FDA Approves Amneal & mAbxience’s Two Denosumab Biosimilars For Prolia® & Oziltus™ For XGEVA®, Marking Major U.S. Launch Under $5.3B Market

Amneal Pharmaceuticals, Inc. and mAbxience, a Fresenius Kabi majority-owned group partly owned by Insud Pharma, announced that the U.S. Food and Drug Administration (FDA) has approved their Biologics License Applications (BLAs) for two denosumab biosimilars. The approved products are Boncresa™ (denosumab-mobz), a biosimilar to Prolia®, and Oziltus™ (denosumab-mobz), a biosimilar to XGEVA®.

Denosumab is a monoclonal antibody used to prevent bone loss by inhibiting bone resorption. It plays an important role in treating conditions related to oncology and osteoporosis. Under the companies’ partnership structure, mAbxience oversees product development and manufacturing, while Amneal retains exclusive rights to commercialize both biosimilars in the United States.

Chirag and Chintu Patel, Co-Chief Executive Officers of Amneal, said that biosimilars represent the next major step in making advanced biologic therapies more affordable for U.S. patients. They noted that with these two new denosumab biosimilars, Amneal now has five commercial biosimilars in its portfolio. According to them, biosimilars form a key part of Amneal’s long-term growth strategy within its Affordable Medicines segment.

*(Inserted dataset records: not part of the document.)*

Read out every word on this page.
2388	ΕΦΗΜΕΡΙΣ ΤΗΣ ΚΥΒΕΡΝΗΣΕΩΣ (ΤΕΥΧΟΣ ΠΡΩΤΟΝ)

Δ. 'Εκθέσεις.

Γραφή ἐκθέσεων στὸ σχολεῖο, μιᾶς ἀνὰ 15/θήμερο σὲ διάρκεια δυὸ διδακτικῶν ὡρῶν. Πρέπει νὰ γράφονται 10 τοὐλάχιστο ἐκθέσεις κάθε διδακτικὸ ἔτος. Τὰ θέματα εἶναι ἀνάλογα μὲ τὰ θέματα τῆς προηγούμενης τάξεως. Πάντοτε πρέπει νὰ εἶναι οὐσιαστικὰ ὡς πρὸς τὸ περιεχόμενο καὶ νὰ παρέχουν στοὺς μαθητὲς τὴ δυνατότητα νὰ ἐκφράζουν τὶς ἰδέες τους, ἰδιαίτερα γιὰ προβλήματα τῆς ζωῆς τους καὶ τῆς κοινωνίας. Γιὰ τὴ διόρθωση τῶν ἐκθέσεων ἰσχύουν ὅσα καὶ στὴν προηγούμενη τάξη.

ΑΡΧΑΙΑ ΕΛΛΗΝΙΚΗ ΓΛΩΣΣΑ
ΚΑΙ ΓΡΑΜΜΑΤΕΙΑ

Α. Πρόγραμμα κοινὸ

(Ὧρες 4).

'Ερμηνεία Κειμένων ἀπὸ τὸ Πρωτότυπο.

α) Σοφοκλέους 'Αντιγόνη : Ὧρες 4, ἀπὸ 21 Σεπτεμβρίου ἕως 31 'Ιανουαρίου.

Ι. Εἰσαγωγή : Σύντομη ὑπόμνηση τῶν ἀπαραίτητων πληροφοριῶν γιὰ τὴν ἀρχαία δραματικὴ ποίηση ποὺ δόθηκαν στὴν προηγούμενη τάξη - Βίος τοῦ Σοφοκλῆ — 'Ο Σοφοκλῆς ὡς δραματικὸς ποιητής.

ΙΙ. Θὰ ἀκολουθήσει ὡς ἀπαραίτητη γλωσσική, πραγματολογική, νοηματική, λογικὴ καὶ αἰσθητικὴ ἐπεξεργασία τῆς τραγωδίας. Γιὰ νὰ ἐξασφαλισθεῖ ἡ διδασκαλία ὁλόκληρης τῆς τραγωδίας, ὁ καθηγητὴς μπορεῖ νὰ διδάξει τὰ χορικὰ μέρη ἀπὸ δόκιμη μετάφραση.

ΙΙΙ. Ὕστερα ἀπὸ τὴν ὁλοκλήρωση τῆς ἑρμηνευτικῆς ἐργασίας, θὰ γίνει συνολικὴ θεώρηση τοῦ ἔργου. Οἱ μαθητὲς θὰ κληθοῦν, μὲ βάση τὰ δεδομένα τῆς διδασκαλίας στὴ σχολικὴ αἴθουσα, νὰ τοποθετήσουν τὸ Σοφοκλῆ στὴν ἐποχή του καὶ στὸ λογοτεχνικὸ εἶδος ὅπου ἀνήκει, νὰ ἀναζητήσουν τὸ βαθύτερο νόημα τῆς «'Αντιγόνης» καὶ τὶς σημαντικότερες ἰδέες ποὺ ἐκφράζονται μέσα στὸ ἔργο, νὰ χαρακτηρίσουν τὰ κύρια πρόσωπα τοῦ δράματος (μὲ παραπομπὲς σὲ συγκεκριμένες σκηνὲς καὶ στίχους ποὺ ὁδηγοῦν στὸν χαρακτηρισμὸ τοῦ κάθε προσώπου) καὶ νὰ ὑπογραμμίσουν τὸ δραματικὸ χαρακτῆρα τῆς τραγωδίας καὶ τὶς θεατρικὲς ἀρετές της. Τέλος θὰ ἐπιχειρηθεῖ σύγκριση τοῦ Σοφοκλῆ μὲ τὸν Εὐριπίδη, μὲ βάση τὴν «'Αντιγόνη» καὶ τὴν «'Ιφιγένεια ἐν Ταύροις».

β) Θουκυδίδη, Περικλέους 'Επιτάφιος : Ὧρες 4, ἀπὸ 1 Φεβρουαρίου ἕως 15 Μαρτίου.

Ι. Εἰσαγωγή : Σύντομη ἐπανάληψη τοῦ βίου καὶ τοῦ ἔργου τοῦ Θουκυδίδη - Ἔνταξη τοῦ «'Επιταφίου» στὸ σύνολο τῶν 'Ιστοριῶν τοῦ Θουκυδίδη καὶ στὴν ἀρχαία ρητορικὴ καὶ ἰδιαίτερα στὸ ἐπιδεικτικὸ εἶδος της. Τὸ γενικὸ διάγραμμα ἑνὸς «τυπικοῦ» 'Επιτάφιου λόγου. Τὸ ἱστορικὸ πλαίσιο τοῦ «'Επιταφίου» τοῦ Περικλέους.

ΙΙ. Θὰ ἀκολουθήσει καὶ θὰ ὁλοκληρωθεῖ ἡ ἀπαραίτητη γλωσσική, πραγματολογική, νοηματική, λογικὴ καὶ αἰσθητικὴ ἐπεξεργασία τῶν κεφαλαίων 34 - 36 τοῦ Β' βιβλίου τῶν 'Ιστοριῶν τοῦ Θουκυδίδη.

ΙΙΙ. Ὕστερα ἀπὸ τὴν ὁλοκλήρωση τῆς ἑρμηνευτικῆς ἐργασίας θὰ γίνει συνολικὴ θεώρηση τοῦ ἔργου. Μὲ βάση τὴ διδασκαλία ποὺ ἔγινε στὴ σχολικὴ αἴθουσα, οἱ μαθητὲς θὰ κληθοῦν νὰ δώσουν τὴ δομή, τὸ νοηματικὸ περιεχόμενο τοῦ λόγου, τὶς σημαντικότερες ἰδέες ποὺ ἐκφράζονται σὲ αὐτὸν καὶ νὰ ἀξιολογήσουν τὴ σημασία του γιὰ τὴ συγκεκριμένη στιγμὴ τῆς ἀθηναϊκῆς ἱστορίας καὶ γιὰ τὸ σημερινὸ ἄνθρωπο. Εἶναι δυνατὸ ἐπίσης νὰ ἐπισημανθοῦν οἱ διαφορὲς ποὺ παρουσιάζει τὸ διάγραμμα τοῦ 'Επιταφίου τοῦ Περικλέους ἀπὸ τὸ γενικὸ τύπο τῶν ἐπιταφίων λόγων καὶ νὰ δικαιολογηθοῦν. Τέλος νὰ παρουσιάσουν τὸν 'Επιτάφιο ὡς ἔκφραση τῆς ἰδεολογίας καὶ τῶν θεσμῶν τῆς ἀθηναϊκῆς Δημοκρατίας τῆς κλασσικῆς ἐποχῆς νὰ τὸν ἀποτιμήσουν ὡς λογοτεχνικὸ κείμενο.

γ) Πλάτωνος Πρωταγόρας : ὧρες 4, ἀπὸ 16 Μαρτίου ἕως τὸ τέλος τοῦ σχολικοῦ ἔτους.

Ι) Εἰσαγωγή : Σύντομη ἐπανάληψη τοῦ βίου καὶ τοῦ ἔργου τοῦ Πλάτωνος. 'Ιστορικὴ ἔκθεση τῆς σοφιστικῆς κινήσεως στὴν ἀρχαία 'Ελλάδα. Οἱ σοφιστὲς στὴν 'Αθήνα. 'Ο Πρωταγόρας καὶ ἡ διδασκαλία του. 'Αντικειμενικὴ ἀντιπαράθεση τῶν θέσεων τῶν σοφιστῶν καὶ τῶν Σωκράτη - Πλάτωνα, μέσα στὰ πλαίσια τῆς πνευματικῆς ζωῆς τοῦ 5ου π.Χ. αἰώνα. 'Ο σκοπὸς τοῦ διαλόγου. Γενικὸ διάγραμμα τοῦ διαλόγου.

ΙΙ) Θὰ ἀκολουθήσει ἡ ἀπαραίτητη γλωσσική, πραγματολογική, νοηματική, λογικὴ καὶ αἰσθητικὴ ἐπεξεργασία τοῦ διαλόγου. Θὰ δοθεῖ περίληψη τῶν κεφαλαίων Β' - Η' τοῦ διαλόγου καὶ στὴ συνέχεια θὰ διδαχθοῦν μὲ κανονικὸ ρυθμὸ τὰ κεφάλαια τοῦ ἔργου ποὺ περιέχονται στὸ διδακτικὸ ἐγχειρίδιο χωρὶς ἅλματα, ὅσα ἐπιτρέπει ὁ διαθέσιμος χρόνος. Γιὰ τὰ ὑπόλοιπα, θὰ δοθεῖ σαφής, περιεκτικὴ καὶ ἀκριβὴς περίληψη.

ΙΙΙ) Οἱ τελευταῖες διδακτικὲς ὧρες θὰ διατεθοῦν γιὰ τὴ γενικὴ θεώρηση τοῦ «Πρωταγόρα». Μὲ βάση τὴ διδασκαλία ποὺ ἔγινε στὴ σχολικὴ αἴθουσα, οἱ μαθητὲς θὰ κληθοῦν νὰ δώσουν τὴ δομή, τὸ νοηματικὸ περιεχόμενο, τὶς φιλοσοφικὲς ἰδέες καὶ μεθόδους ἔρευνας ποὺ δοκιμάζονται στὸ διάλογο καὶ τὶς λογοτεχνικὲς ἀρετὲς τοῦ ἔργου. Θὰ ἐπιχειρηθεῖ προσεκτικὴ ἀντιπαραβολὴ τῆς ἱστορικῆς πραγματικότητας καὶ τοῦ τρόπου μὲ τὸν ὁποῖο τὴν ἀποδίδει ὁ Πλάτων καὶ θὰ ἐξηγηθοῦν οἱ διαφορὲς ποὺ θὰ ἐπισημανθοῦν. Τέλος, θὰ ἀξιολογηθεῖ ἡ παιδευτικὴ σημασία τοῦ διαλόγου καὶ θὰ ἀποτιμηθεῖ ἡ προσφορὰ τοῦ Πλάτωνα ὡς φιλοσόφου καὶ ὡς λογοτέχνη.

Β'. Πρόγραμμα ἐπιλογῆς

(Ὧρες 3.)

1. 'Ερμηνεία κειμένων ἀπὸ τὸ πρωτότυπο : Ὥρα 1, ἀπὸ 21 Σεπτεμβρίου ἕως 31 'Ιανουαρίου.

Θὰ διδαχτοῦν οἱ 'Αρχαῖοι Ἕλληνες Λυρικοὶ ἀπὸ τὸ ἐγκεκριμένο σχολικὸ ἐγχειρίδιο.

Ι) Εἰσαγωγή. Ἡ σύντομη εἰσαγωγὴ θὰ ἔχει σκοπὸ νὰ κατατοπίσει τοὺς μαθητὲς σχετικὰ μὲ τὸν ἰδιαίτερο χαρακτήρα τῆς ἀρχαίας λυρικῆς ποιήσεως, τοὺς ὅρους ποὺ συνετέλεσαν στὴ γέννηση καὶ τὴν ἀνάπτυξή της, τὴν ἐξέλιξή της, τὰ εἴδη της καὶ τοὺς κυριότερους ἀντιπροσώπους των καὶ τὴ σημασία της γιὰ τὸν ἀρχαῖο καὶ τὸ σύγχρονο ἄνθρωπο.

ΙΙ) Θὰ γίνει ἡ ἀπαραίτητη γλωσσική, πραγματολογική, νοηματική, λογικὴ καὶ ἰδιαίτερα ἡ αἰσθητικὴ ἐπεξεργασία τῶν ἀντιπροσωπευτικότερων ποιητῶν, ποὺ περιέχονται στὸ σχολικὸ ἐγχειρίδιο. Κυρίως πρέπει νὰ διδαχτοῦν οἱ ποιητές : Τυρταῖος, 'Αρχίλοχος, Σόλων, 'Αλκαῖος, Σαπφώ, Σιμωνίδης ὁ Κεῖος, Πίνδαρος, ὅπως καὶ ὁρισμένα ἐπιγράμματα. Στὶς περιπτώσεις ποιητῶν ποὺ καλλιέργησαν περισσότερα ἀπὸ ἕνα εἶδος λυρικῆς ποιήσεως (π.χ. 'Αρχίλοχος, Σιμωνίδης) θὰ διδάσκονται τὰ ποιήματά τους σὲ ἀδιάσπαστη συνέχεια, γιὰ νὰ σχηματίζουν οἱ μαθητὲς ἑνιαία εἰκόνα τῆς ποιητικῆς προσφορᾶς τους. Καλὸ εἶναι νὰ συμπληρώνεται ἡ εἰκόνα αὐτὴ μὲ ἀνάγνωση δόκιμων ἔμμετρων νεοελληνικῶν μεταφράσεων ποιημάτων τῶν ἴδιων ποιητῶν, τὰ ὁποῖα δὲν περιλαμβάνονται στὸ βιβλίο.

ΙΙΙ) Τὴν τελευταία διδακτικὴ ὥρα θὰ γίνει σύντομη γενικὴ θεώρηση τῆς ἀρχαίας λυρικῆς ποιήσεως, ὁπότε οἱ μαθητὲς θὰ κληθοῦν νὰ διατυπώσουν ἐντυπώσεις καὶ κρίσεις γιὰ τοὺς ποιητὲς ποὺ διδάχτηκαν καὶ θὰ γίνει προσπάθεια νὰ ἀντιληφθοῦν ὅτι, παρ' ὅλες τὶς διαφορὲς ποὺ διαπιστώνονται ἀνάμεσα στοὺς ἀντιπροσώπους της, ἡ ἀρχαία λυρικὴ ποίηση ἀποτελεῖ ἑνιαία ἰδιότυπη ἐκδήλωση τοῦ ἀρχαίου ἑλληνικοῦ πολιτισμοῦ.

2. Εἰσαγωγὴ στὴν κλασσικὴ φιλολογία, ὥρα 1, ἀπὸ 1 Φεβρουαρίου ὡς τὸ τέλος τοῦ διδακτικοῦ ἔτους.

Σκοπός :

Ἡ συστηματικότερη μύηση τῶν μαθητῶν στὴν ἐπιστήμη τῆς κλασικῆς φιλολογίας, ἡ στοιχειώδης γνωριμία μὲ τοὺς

Jurgen Van Broeck, CEO of mAbxience, described the FDA approvals as an important milestone for both companies. He explained that the decision reflects the strength of mAbxience’s scientific capabilities and its dedication to high-quality manufacturing standards. He added that the achievement supports the company’s global expansion strategy and advances its goal of increasing access to reliable and affordable biologic medicines in the U.S. Both Boncresa and Oziltus must be administered by a qualified healthcare professional. Patients should be advised to maintain appropriate serum calcium levels and seek medical help if they experience symptoms of an allergic reaction.

Prolia carries a Boxed Warning for severe hypocalcemia in patients with advanced chronic kidney disease, which can be life-threatening. Pregnancy must be ruled out before treatment begins. Common adverse events in postmenopausal women have included back pain, musculoskeletal pain, hypercholesterolemia, and cystitis. In men, frequently reported side effects have included back pain, joint pain, and nasopharyngitis.

The most serious adverse reaction reported with XGEVA is dyspnea. Other commonly reported reactions include fatigue, nausea, and hypophosphatemia. For patients receiving treatment for bone metastases, fatigue and nausea were among the most frequent side effects. Individuals with multiple myeloma often experienced anemia and gastrointestinal symptoms. In patients treated for giant cell tumor of bone or hypercalcemia of malignancy, pain, nausea, and headache were commonly observed. Some patients discontinued treatment due to osteonecrosis or hypocalcemia. The drug may cause fetal harm, and women of reproductive potential should use effective contraception.

According to IQVIA, combined U.S. annual sales for Prolia and XGEVA for the 12 months ending October 2025 totaled approximately $5.3 billion. Prolia® and XGEVA® are registered trademarks of Amgen Inc.